I. KORBAN NEDAVA - Voluntary offerings
A. Ola (entire korban burnt on the altar) (Chap. 1)
1. 'bakar' - from cattle
2. 'tzon' - from sheep
3. 'of' - from fowl
B. Mincha (a flour offering) (Chapter 2)
1. 'solet' - plain flour mixed with oil and 'levona'
2. 'ma'afeh tanur' - baked in the oven
3. 'al machvat' - on a griddle
4. 'marcheshet' - on a pan (+ misc. general laws)
5. 'bikkurim' - from wheat of the early harvest
C. Shlamim (peace offering, partly eaten by owners) (Chap. 3)
1. bakar - from cattle
2. tzon - from sheep
3. 'ez' - from goats
[Note the key phrase repeated many times in this unit:
"isheh reiach nichoach l-Hashem."]
II. KORBAN CHOVA - MANDATORY OFFERINGS
A. * CHATAT (4:1-5:13)
1. for a general transgression
[laws organized according to violator]
a. 'par kohen mashiach' (High Priest) - a bull
b. 'par he'elem davar' (bet din) - a bull
c. 'se'ir nassi' (a king) - a male goat
d. 'nefesh' (layman) a female goat or female lamb
2. for specific transgressions ('oleh ve-yored')
a. a rich person - a female goat or lamb
b. a poor person - two birds
c. a very poor person - a plain flour offering
B. * ASHAM (5:14-5:26) - animal is always an 'ayil' (ram)
1. 'asham me'ilot' - taking from Temple property
2. 'asham talui' - unsure if he sinned
3. * 'asham gezeilot' - stealing from another
[Note the key phrase repeated numerous times in this unit:
"ve-chiper alav... ve-nislach lo."]
Now, a quick thought of my own. In category II/A/1, "chatat for general transgressions", there are four possibilities, depending on who is bringing the offering: priest, rabbi, king, or commoner.
These four categories have a parallel in a statement from Pirkei Avot (4:17):
"R' Shimon says: There are three crowns - the crown of Torah, the crown of priesthood, and the crown of royalty - and the crown of a good name is greater than [all of] them."
The four "chatat" categories correspond to the four crowns R' Shimon ends up mentioning. You might think that the first three crowns, since they seem to have all the glory as well as the biggest sacrifices, are the most important ones. But in fact, the crown of the "good name", which is accessible to all, is the most important. It appears more humble, but it in fact has greater significance than all the others.
The korban oleh veyored (5:1-13) is unique among the sin-offerings in that it requires confession (5:5). This offering was reserved for a special set of unintentional sins - failure to give testimony, false oaths, and some types of impurity. Why does only this sacrifice require confession and not the others?

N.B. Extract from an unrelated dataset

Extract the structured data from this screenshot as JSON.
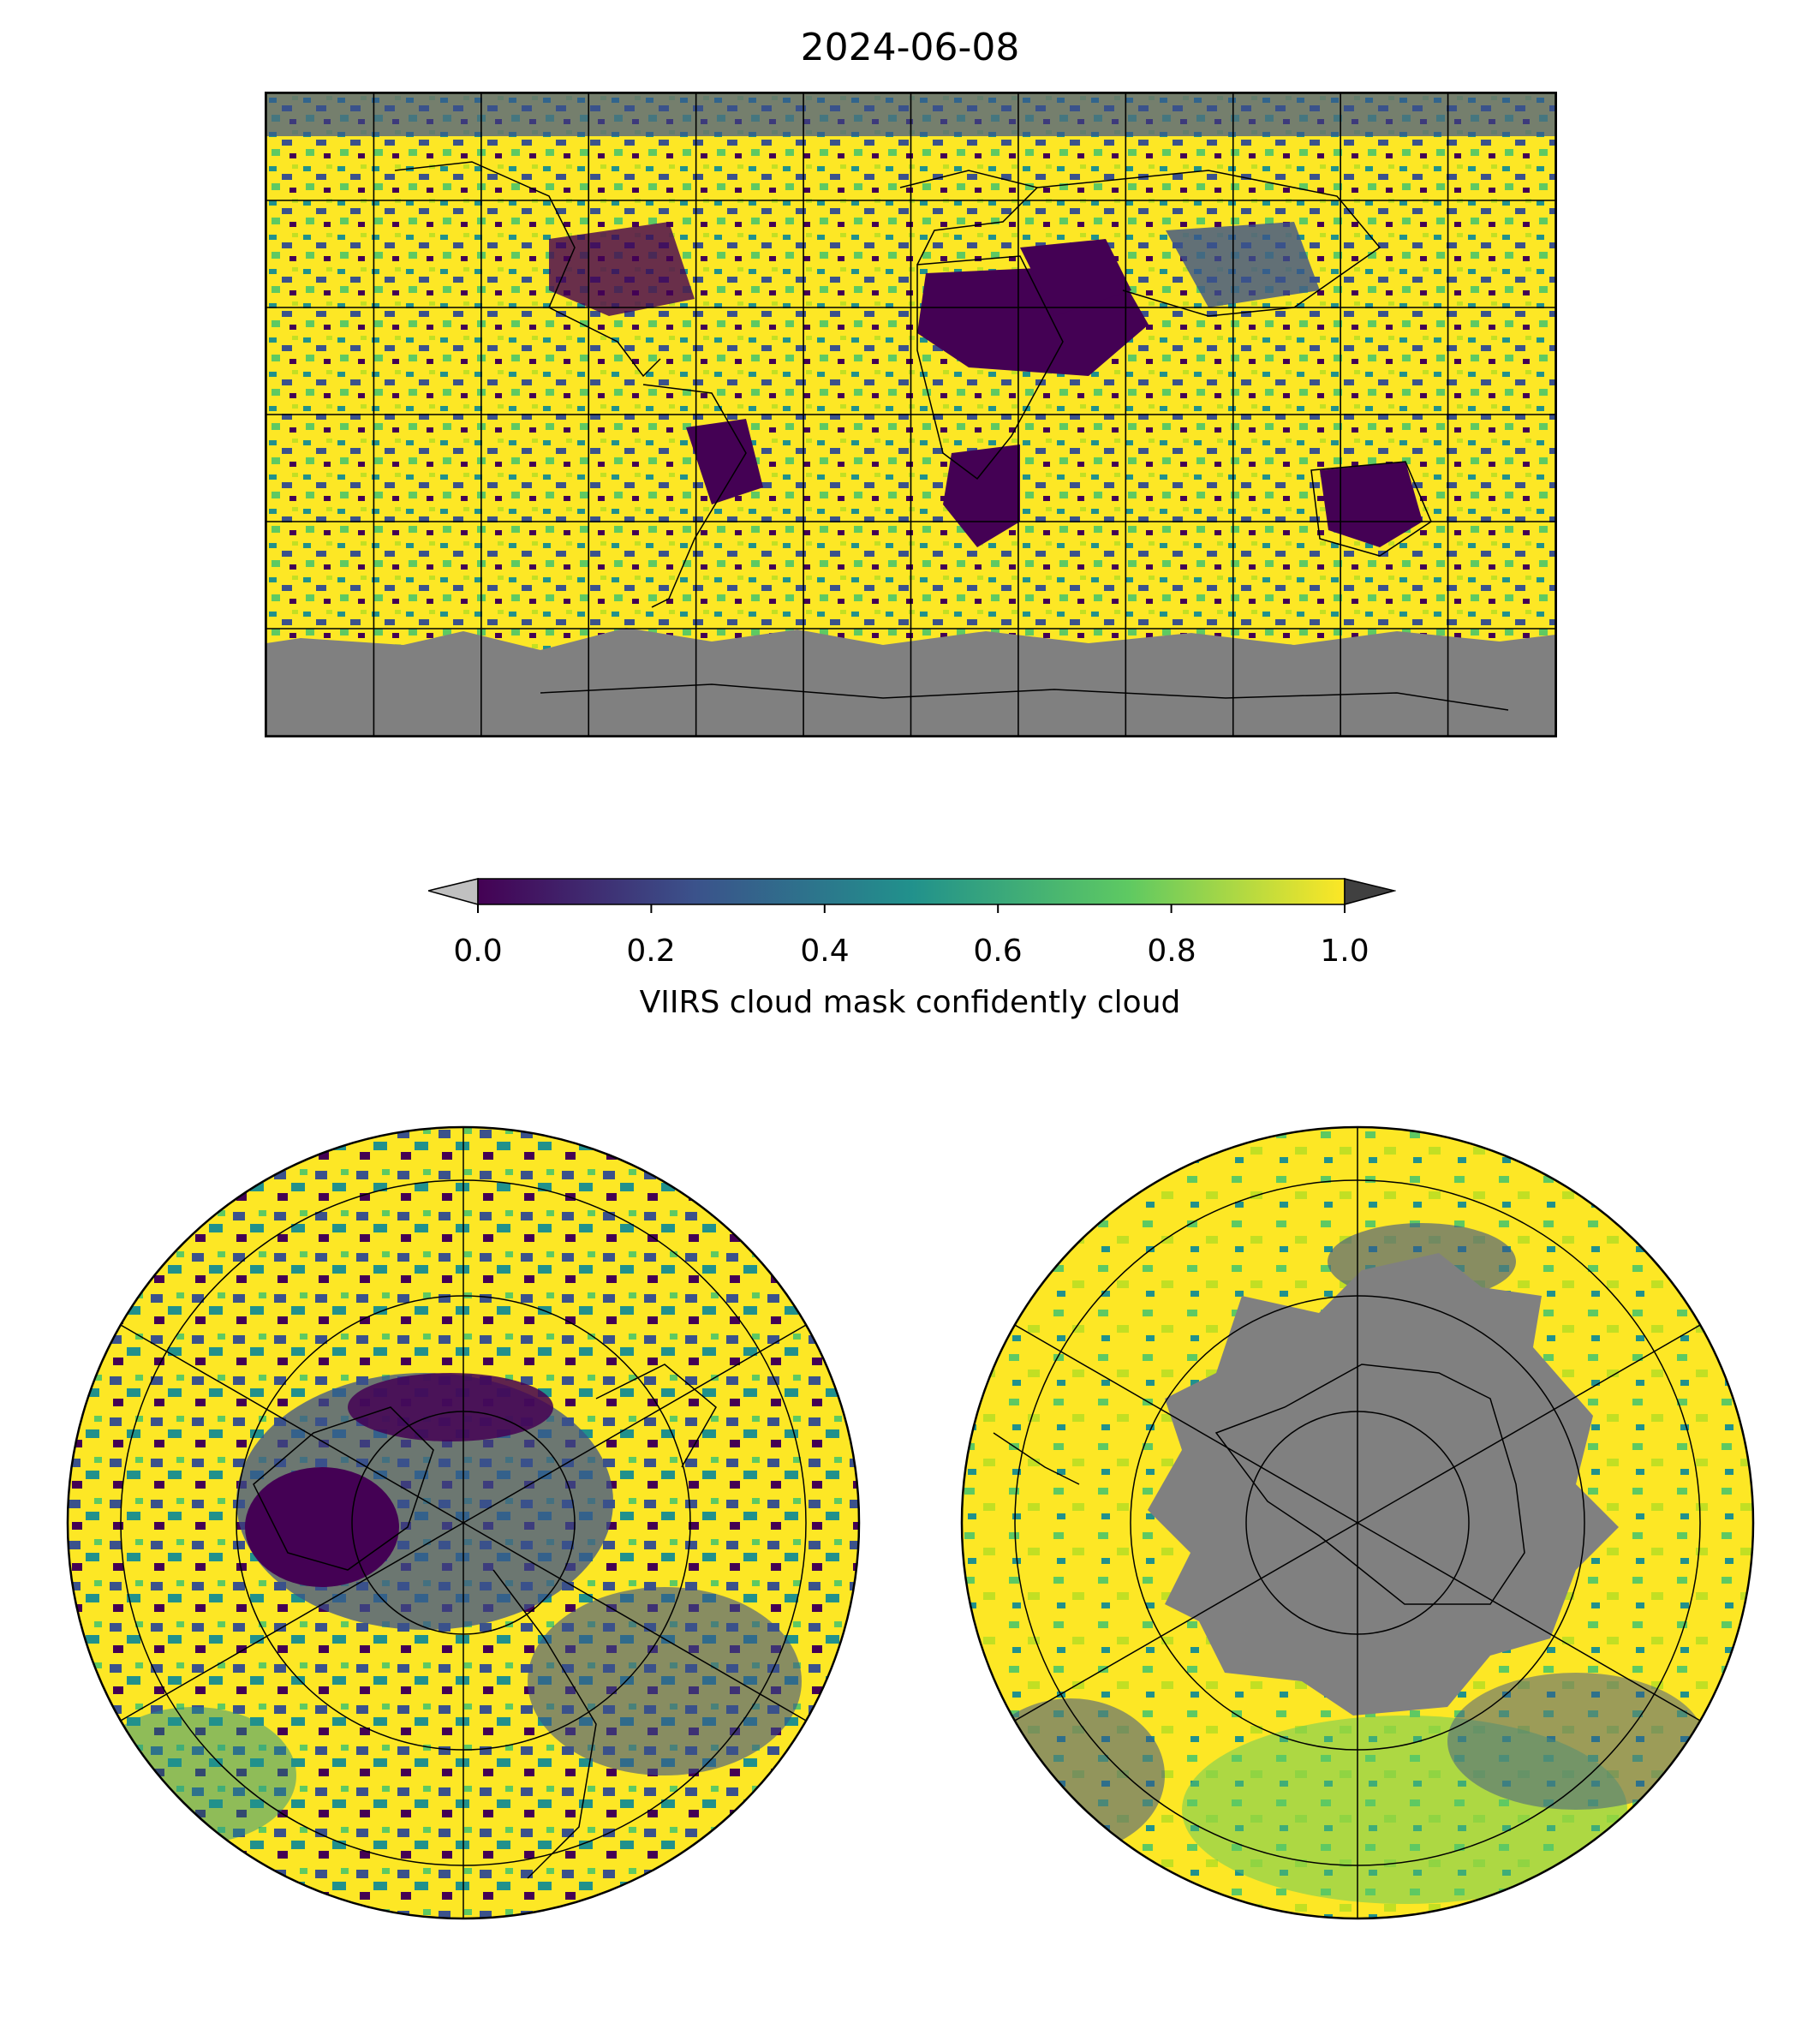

Based solely on these verses (ignoring later halachic developments which I don't have time to look up) it seems that this confession was not part of the repentance process. Rather, it had the practical purpose of protecting people from the consequences of the sin. False oaths, ungiven testimony, and impurity all potentially affect other people, and the sinner was required to rectify this damage before offering the sacrifice. This is similar to the person who stole (5:20-26) who had to return the stolen item before bringing a sin-offering.
It seems that the confession we do as part of the repentance process is a separate issue. In practice, then, for these sins you'd have "confess" (or "admit" to the sin) twice. Once to God, and once to the people you may have hurt.